Platelets are small, clear, irregularly-shaped cell fragments produced by larger precursor cells called megakaryocytes. Platelets are also called thrombocytes because they are involved in the blood clotting process, which is necessary for wound healing. Platelets are continuously produced as a component product of hematopoiesis (blood cell formation).

Thrombopoiesis

Platelets are produced during hematopoiesis in a sub-process called thromopoiesis, or production of thrombocytes. Thrombopoiesis occurs from common myeloid progenitor cells in the bone marrow, which differentiate into promegakaryocytes and then into megakaryocytes. Megakaryocytes stay in the bone marrow and are thought to produce protoplatelets within their cytoplasm, which are released in cytoplasmic extensions upon cytokine stimulus. The protoplatelets then break up into hundreds of platelets that circulate throughout the bloodstream, while the remaining nucleus of the ruptured megakaryocyte is consumed by macrophages.

Megakaryocyte and platelet production is regulated by thrombopoietin, a hormone produced by the liver and kidneys. Thrombopoietin stimulates differentiation of myeloid progenitor cells into megakaryocytes and causes the release of platelets. Thrombopoietin is regulated by a negative feedback mechanism based on platelet levels in the body so that high levels of platelets result in lower levels of thrombopoietin, while low levels of platelets result in higher levels of thrombopoietin.

Each megakaryocyte produces between 5,000 and 10,000 platelets before its cellular components are fully depleted. Altogether, around 10^11 platelets are produced each day in a healthy adult. The average lifespan of a platelet is just 5 to 10 days. Old platelets are destroyed by macrophage phagocytosis in the spleen and by Kupffer cells in the liver.
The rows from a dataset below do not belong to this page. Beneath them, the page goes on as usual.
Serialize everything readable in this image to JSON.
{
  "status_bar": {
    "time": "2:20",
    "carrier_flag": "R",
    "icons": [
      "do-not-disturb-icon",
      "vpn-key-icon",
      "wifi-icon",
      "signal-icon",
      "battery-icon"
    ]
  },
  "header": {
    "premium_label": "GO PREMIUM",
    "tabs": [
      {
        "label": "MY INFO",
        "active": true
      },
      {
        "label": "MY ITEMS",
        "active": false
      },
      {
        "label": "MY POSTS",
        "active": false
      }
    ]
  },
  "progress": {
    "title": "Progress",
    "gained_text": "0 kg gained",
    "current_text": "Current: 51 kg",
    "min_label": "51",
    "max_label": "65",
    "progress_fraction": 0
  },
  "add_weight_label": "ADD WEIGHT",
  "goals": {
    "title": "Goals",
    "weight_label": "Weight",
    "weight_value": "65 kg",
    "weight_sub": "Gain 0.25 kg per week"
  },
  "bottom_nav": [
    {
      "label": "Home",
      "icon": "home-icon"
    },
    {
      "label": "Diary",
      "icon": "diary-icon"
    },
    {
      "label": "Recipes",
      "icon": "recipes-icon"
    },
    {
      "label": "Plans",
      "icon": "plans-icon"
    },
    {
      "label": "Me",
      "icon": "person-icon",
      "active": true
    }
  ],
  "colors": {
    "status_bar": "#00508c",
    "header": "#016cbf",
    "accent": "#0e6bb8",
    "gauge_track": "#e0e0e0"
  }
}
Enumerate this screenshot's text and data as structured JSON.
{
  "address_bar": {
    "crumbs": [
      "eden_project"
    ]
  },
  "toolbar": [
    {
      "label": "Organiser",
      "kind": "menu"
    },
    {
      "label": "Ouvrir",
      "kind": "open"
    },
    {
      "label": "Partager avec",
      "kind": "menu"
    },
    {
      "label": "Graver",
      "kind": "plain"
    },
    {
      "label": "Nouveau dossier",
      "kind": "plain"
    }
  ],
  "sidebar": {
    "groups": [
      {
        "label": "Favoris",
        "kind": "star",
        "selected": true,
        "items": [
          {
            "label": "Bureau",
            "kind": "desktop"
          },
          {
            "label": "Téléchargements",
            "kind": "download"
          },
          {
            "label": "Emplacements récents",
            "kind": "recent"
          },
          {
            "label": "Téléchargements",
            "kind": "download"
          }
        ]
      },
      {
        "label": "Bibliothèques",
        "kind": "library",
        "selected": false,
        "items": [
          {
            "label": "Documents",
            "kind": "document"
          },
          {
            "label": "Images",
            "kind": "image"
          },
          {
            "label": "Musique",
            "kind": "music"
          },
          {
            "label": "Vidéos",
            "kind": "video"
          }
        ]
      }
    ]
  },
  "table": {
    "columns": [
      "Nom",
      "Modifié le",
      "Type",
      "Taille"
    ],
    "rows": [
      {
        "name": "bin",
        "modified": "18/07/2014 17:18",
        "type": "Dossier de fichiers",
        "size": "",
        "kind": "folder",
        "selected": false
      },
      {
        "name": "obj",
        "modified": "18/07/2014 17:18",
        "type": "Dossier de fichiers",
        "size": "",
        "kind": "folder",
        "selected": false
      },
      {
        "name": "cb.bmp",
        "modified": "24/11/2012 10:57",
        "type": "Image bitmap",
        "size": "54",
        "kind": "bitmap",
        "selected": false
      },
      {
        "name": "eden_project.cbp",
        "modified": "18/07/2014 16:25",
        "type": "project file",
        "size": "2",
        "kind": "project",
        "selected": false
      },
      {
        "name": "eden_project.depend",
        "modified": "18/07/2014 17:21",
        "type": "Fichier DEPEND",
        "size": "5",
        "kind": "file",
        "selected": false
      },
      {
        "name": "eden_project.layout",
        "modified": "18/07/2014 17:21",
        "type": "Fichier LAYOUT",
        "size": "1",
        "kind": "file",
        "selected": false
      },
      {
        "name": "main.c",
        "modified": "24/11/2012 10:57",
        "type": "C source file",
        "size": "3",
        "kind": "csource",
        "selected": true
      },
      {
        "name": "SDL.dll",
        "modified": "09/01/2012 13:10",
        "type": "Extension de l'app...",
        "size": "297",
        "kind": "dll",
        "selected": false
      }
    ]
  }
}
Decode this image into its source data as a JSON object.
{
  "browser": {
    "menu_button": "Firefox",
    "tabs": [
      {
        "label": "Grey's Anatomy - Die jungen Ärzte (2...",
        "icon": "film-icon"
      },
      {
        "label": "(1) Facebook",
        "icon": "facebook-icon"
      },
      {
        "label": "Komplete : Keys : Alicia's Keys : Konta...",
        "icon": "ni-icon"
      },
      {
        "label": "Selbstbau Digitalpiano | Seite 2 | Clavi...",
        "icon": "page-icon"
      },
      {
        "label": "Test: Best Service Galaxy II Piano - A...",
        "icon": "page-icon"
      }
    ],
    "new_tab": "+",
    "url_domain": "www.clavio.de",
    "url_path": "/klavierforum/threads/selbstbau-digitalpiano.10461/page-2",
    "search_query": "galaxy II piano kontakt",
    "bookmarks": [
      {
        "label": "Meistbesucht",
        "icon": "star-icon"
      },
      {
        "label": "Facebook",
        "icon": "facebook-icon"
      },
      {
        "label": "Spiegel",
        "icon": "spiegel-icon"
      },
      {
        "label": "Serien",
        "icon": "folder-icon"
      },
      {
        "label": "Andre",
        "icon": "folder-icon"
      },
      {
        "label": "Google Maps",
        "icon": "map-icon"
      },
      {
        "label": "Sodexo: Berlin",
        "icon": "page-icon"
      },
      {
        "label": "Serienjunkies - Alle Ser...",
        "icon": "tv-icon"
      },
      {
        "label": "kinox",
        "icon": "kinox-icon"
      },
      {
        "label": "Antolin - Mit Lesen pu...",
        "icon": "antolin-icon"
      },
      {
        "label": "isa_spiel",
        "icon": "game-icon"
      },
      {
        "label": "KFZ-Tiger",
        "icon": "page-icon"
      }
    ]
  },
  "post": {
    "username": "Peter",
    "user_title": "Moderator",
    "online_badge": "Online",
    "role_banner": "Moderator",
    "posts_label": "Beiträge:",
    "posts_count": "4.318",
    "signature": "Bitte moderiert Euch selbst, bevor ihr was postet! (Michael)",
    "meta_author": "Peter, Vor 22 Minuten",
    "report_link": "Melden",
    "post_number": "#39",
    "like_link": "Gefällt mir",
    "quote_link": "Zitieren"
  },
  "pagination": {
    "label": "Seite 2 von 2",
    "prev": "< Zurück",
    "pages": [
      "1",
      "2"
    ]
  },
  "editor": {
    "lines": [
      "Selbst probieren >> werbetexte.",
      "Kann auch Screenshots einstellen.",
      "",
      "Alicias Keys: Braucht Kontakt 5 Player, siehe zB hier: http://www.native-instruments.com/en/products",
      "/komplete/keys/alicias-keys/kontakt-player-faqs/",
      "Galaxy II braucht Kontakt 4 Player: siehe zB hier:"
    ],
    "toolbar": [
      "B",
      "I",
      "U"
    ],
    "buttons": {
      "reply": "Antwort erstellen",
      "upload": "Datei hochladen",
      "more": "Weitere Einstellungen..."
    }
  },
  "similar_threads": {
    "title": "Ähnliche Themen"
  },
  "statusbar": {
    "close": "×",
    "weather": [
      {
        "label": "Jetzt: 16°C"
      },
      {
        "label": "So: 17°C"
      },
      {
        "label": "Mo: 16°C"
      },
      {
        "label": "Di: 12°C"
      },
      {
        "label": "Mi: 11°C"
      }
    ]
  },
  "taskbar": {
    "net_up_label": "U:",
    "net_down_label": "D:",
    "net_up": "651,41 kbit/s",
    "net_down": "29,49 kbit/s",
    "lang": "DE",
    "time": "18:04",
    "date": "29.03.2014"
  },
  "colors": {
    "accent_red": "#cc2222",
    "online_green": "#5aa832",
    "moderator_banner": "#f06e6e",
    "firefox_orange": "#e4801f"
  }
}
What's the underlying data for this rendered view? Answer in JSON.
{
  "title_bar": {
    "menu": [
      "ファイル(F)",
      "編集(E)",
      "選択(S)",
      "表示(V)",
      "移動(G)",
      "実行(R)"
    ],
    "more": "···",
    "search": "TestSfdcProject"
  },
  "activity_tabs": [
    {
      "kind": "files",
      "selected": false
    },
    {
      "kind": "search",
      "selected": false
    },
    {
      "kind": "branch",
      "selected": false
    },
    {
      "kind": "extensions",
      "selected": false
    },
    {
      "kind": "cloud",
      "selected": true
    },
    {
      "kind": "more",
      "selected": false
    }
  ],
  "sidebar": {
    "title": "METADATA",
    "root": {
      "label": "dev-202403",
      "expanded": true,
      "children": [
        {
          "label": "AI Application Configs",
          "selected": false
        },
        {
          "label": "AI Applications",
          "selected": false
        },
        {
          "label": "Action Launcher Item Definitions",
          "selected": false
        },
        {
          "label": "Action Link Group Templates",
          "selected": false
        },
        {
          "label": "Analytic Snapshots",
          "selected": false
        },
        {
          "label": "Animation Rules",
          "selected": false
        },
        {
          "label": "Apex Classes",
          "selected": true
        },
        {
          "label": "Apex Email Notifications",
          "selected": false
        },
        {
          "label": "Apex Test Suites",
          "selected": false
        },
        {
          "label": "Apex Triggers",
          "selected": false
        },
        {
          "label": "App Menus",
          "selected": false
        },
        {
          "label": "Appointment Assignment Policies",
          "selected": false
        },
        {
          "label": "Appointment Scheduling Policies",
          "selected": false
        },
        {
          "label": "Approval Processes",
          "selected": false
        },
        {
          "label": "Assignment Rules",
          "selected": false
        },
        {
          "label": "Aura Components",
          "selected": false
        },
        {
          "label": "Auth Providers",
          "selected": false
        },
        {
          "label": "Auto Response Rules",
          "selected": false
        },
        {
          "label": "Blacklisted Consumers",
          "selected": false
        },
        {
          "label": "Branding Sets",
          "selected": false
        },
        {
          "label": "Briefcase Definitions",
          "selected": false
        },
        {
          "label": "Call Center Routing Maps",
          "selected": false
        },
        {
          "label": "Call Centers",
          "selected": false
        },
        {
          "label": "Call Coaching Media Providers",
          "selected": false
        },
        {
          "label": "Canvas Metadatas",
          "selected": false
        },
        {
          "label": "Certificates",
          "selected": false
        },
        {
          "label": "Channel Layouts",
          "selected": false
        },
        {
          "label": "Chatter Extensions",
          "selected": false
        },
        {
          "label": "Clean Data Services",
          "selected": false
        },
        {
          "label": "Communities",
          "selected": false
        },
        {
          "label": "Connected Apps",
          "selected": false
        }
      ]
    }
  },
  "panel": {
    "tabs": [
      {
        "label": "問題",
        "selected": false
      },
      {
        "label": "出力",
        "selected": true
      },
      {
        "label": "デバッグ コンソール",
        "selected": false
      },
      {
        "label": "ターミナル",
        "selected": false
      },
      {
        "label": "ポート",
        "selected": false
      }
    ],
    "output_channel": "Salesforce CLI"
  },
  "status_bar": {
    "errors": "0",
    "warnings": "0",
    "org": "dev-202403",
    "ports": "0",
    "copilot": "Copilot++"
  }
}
Up to 40% of platelets are stored in the spleen as a reserve, released when needed by sympathetically-induced splenic muscle contractions during severe injury.

Hematopoiesis

Myeloid progenitor cells differentiate into promegakaryocytes, and megakaryocytes, which release platelets.

From left to right, top to bottom: HSC (GO), HSC, L-blast, lymphocyte; progenitor, mo-blast, monocyte; progenitor, myeloblast, pro-m, myelocyte, meta-M, band, seg, neutrophil; progenitor, myeloblast, eosinophil, basophil; progenitor, pro-e, baso-e, poly-e, erythrocyte; progenitor, promegakaryocyte, megokaryocyte, platelet.

Implications of Platelet Formation

Balanced thrombopoiesis is important because it directly influences the amount of platelets in the body and their associated complications. If the number of platelets is too low, excessive bleeding can occur, even from minor or superficial injuries. If the number of platelets is too high, blood clots can form (thrombosis) and travel through the bloodstream, which may obstruct blood vessels and result in ischemic events. These include stroke, myocardial infarction, pulmonary embolism, or infarction of other tissues. 

An abnormality or disease of the platelets is called a thrombocytopathy, which could be either a low number of platelets (thrombocytopenia), a decrease in function of platelets (thrombasthenia), or an increase in the number of platelets (thrombocytosis). In any case, issues with the number of circulating platelets is often due to issues in thrombopoietin feedback regulation, but may also be associated with genetic characteristics and certain medications and diseases. For example, thrombocytopenia often occurs in leukemia patents. Cancerous myeloid cells crowd out healthy ones in the bone marrow, causing impaired thrombopoiesis.